Tuesday, March 4
A War Policy in Collapse James Carroll, The Boston Globe, March 4, 2003

WHAT A DIFFERENCE a month makes. On Feb. 5, Secretary of State Colin Powell made the Bush administration's case against Iraq with a show of authority that moved many officials and pundits out of ambivalence and into acceptance. The war came to seem inevitable, which then prompted millions of people to express their opposition in streets around the globe.

The sputtering rage of war opponents and the grandiose abstractions of war advocates both seemed disconnected from the relentless marshaling of troops. War was coming.

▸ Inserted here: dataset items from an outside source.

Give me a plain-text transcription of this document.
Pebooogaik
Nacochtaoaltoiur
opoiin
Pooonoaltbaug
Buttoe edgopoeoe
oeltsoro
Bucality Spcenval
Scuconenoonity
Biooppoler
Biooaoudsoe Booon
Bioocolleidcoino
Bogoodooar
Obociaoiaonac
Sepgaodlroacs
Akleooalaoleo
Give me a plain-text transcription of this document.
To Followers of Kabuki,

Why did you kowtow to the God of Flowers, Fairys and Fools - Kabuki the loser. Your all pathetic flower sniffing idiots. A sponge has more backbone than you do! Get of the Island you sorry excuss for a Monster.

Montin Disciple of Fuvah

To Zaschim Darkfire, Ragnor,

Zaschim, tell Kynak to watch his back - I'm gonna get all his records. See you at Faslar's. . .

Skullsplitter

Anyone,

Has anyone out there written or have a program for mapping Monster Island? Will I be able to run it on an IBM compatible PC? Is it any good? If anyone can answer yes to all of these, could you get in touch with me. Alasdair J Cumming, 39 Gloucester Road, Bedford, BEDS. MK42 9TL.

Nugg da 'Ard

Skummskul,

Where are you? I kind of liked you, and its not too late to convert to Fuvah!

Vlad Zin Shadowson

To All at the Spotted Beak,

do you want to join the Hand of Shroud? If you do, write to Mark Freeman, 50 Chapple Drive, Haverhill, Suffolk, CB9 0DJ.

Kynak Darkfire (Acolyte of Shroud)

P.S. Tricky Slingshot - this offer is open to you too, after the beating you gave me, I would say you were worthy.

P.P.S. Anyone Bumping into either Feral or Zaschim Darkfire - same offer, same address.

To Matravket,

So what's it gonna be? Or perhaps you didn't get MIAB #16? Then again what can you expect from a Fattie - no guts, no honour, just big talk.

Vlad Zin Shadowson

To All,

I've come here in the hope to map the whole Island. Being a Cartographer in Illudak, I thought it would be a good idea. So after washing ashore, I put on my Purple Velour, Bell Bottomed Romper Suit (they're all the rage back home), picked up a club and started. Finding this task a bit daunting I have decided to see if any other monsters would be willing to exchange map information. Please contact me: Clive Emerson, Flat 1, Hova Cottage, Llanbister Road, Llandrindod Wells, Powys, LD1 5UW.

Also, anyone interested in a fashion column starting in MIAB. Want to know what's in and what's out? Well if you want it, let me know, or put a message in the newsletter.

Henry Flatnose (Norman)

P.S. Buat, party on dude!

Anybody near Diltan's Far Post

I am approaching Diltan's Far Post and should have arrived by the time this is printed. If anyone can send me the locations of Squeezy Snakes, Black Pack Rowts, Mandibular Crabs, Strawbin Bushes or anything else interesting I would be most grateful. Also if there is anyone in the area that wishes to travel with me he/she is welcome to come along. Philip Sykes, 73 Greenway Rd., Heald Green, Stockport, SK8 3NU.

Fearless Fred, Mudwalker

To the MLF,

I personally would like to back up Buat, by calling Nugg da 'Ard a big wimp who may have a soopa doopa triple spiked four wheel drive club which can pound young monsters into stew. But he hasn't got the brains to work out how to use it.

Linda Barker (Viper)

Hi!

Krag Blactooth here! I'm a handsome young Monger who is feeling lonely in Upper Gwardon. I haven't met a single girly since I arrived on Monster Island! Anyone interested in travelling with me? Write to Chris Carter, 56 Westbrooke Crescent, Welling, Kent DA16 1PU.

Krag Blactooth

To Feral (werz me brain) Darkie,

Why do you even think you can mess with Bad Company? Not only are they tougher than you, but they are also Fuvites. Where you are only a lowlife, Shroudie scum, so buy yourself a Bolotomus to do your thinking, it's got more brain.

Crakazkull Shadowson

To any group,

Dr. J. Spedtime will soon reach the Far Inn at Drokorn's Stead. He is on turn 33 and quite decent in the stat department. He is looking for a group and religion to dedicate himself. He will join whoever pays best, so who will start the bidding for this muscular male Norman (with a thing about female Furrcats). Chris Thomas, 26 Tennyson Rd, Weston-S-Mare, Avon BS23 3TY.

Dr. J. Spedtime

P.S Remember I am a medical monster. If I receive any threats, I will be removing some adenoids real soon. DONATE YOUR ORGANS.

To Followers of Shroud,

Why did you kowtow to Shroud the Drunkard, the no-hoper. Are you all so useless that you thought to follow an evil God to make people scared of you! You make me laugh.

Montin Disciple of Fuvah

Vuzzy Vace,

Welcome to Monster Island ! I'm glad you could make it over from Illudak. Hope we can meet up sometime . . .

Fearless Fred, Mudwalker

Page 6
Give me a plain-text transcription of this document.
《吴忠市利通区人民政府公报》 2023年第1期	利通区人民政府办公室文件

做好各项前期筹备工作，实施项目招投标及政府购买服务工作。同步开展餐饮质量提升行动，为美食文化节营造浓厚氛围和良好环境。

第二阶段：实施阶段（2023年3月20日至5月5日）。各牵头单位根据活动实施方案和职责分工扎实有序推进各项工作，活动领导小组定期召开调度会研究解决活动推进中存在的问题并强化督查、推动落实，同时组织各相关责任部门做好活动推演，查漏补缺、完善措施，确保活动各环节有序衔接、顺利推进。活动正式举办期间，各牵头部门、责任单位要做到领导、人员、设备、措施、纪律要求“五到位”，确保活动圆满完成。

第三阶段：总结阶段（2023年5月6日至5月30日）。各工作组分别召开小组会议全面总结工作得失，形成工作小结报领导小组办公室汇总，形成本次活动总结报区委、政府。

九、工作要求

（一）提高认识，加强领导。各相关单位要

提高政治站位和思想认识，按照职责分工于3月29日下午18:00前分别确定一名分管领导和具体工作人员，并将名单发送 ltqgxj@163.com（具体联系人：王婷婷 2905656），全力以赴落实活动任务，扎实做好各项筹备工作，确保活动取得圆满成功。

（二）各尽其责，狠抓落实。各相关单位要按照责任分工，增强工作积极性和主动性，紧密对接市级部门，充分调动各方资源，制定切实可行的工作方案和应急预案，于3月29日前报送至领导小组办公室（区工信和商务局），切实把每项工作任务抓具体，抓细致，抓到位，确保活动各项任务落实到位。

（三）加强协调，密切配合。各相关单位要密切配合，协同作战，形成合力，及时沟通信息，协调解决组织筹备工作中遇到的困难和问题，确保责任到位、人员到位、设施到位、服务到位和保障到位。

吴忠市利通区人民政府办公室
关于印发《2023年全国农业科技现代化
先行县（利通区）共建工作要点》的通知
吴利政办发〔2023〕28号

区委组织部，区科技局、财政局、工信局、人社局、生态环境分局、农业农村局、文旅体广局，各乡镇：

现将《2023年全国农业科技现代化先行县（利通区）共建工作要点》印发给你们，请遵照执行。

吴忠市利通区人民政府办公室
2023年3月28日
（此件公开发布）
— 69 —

And then the events of last week. :
Within a period of a few days, the war policy of the Bush administration suddenly showed signs of incipient collapse.
No one of these developments by itself marks the ultimate reversal of fortune for Bush, but taken together, they indicate that the law of ''unintended consequences,'' which famously unravels the best-laid plans of warriors, may apply this time before the war formally begins.
Unraveling is underway.
Consider what happened as February rolled into March:

~Tony Blair forcefully criticized George W. Bush for his obstinacy on global environmental issues, a truly odd piece of timing for such criticism from a key ally yet a clear effort to get some distance from Washington. Why now?

~The president's father chose to give a speech affirming the importance both of multinational cooperation and of realism in dealing with the likes of Saddam Hussein. To say, as the elder Bush did, that getting rid of Hussein in 1991 was not the most important thing is to raise the question of why it has become the absolute now.

~For the first time since the crisis began, Iraq actually began to disarm, destroying Al Samoud 2 missiles and apparently preparing to bring weapons inspectors into the secret world of anthrax and nerve agents. The Bush administration could have claimed this as a victory on which to mount further pressure toward disarmament.

~Instead, the confirmed destruction of Iraqi arms prompted Washington to couple its call for disarmament with the old, diplomatically discredited demand for regime change.

~The Russian foreign minister declared his nation's readiness to use its veto in the Security Council to thwart American hopes for a UN ratification of an invasion.

~Despite Washington's offer of many billions in aid, the Turkish Parliament refused to approve US requests to mount offensive operations from bases in Turkey -- the single largest blow against US war plans yet.